UTILIZING TYPE Ia SUPERNOVAE IN A LARGE, FAST, IMAGING SURVEY TO CONSTRAIN DARK ENERGY

We study the utility of a large sample of Type Ia supernovae (SNe Ia) that might be observed in an imaging survey that rapidly scans a large fraction of the sky for constraining dark energy. We consider both the information contained in the traditional luminosity distance test as well as the spread in Ia SN fluxes at fixed redshift induced by gravitational lensing. As would be required from an imaging survey, we include a treatment of photometric redshift uncertainties in our analysis. Our primary result is that the information contained in the mean distance moduli of SNe Ia and the dispersion of SN Ia distance moduli complement each other, breaking a degeneracy between the present dark energy equation of state and its time variation without the need for a high-redshift (z greater than or similar to 0.8) SN sample.

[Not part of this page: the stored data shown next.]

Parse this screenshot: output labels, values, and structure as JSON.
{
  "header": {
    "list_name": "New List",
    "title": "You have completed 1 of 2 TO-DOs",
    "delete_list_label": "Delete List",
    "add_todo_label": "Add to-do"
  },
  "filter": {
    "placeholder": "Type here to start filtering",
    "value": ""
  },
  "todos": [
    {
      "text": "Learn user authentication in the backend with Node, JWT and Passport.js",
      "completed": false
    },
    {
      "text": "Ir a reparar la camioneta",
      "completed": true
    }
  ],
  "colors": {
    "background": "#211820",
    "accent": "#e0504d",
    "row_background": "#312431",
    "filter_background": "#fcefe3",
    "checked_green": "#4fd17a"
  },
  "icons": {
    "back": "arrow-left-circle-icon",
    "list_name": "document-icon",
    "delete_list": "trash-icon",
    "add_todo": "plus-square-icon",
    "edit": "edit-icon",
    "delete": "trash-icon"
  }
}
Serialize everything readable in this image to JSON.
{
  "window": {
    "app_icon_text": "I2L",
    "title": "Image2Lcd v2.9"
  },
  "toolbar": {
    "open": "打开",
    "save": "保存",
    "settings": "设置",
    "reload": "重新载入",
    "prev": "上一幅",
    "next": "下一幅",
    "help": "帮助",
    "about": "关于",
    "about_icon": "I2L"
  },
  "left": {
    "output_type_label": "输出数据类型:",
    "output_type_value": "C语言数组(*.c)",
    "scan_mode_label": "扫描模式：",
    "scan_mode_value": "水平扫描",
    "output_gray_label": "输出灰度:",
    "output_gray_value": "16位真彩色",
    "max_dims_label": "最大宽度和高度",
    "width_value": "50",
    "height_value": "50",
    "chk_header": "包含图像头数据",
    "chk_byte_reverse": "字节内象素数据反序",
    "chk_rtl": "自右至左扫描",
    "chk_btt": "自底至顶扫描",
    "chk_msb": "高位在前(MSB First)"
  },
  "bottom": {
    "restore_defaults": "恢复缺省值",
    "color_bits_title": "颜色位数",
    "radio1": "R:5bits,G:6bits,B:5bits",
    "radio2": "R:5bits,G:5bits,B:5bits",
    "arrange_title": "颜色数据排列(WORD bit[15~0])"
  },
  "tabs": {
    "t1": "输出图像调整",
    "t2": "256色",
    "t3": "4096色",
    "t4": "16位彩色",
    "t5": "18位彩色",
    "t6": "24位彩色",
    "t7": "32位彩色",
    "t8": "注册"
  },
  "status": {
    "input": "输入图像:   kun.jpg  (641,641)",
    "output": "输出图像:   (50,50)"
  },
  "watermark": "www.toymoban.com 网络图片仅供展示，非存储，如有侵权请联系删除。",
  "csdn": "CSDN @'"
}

Including lensing information also allows for some internal calibration of photometric redshifts. To address photometric redshift uncertainties, we present dark energy constraints as a function of the size of an external set of spectroscopically observed SNe that may be used for redshift calibration, N(spec). Depending upon the details of potentially available, external SN data sets, we find that an imaging survey can constrain the dark energy equation of state at the epoch where it is best constrained w(p), with a 1 sigma error of sigma(w(p)) approximate to 0.03-0.09. In addition, the marginal improvement in the error sigma(w(p)) from an increase in the spectroscopic calibration sample drops once N(spec) similar to a few x 10(3). This result is important because it is of the order of the size of calibration samples likely to be compiled in the coming decade and because, for samples of this size, the spectroscopic and imaging surveys individually place comparable constraints on the dark energy equation of state. In all cases, it is best to calibrate photometric redshifts with a set of spectroscopically observed SNe with relatively more objects at high redshift (z greater than or similar to 0.5) than the parent sample of imaging SNe.